+This is a very simple implementation of a variant of KSP applied to
+multi-target, as described in
+
+ J. Berclaz, E. Turetken, F. Fleuret, and P. Fua. Multiple Object
+ Tracking using K-Shortest Paths Optimization. IEEE Transactions on
+ Pattern Analysis and Machine Intelligence (TPAMI), 33(9):1806-1819,
+ 2011.
+
+It works with negative edge length and stops when it can not find any
+path of negative total length, instead of fixing the total number of
+paths to a constant K.
+
+* INSTALLATION
+
+This source code should compile with any C++ compiler.
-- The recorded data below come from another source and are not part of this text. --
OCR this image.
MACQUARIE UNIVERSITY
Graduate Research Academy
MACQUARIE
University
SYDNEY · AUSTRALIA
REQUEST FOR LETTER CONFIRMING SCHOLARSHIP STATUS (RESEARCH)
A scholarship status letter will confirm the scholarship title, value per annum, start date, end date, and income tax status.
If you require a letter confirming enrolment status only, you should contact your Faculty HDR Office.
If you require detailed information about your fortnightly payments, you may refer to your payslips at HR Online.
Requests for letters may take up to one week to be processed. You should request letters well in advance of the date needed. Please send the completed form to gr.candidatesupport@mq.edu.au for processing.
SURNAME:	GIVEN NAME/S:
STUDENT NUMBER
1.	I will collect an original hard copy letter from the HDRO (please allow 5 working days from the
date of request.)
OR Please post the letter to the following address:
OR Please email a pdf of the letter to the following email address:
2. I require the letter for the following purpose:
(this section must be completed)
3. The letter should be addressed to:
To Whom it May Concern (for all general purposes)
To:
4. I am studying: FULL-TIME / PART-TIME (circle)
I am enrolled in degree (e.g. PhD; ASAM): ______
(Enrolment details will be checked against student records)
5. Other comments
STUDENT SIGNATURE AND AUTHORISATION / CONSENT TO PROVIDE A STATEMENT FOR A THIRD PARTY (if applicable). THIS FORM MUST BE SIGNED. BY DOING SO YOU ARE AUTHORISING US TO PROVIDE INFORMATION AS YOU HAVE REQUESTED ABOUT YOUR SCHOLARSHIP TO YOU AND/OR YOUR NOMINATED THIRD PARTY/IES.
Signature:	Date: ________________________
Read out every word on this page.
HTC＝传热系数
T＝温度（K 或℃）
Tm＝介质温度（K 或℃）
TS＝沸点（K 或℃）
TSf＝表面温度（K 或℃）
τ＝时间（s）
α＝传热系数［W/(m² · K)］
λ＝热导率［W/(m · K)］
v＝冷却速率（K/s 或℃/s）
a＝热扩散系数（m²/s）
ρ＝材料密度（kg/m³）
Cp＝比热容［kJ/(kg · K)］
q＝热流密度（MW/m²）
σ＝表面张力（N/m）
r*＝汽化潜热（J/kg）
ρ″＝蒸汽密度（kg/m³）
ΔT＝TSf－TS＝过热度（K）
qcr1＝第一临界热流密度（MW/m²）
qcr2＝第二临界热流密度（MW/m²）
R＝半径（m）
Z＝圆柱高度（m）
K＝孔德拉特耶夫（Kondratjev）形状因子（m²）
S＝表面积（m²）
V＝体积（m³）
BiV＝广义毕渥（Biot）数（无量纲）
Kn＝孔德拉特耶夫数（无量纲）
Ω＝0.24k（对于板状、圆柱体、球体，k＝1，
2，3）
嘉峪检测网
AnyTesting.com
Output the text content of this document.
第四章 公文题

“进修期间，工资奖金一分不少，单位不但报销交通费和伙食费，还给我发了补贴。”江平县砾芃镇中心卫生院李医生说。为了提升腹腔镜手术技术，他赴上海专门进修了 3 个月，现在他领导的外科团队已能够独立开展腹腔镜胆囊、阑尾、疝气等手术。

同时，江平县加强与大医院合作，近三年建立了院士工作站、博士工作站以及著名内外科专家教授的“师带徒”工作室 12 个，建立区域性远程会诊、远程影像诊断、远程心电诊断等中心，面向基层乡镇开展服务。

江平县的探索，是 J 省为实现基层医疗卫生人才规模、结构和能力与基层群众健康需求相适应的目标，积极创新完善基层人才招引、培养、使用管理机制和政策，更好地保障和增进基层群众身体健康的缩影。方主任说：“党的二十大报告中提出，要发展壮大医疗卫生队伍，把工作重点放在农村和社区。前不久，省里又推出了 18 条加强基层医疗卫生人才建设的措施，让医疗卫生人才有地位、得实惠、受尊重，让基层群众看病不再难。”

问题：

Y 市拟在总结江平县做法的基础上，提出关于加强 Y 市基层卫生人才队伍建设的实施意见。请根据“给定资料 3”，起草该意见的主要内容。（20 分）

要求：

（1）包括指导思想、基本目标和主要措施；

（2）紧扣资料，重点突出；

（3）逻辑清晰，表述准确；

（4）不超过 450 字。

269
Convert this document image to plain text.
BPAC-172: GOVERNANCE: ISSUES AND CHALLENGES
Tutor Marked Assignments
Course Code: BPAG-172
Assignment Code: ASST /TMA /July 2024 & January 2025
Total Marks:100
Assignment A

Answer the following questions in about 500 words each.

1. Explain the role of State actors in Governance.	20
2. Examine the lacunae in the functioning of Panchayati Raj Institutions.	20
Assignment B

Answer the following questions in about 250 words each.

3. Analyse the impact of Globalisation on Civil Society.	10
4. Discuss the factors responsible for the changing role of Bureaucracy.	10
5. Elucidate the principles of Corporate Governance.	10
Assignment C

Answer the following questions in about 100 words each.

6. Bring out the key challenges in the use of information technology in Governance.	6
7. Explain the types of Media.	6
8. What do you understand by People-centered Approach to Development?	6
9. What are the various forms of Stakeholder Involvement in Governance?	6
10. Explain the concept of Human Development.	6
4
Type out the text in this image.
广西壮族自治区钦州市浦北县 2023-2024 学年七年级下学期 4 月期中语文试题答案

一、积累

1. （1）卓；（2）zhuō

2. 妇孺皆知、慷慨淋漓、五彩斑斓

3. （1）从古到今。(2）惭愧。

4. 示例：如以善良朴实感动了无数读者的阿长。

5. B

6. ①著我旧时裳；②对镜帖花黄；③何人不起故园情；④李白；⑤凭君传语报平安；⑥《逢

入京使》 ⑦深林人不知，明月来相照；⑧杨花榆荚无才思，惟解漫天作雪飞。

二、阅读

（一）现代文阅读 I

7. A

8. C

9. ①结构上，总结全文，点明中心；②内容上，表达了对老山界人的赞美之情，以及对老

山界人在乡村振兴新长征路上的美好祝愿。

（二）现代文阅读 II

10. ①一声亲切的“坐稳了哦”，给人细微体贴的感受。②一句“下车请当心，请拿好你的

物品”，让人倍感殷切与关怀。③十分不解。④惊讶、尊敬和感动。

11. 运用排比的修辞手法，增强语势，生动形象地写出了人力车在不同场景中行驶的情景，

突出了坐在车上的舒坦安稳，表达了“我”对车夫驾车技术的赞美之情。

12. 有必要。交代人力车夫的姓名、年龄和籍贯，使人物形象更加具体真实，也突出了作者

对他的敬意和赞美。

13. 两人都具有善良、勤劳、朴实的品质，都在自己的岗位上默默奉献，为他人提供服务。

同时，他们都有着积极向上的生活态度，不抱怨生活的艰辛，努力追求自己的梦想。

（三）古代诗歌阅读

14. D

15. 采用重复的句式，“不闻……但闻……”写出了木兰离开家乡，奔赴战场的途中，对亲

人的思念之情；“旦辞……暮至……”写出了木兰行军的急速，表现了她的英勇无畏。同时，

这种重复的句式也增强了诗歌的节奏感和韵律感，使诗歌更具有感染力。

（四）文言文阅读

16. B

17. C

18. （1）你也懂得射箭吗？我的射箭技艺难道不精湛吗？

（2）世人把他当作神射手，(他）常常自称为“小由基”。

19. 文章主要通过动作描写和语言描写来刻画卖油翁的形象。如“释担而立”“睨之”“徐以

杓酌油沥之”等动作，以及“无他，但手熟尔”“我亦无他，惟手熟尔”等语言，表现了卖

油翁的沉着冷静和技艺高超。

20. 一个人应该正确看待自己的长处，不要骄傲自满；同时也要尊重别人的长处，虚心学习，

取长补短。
Just execute
+
+ make
+ ./mtp_example
+
+It will create a synthetic dummy example, save its description in
+tracker.dat, and print the optimal detected trajectories.
+
+If you now execute
+
+ ./mtp tracker.dat
+
+It will load the tracker.dat example, run the detection, save the
+detected trajectories in result.trj, and the underlying graph with
+occupied edges in graph.dot. You can produce a pdf from the latter
+with the dot command from graphviz:
+
+ dot < graph.dot -T pdf -o graph.pdf
+
+* IMPLEMENTATION
+
+The two main classes are MTPGraph and MTPTracker.
+
+The MTPGraph class stores a directed acyclic graph (DAG), with a
+length for each edge -- which can be negative -- and can compute the
+family of paths in this graph that minimizes the sum of edge lengths.
+
+This means that it will iteratively add paths as long as it can find
+some with negative length. If there are no such path, it will compute
+no path at all. Note that the procedure is similar to that of KSP, in
+the sense that the family it computes eventually is globally optimal,
+even if the computation is iterative.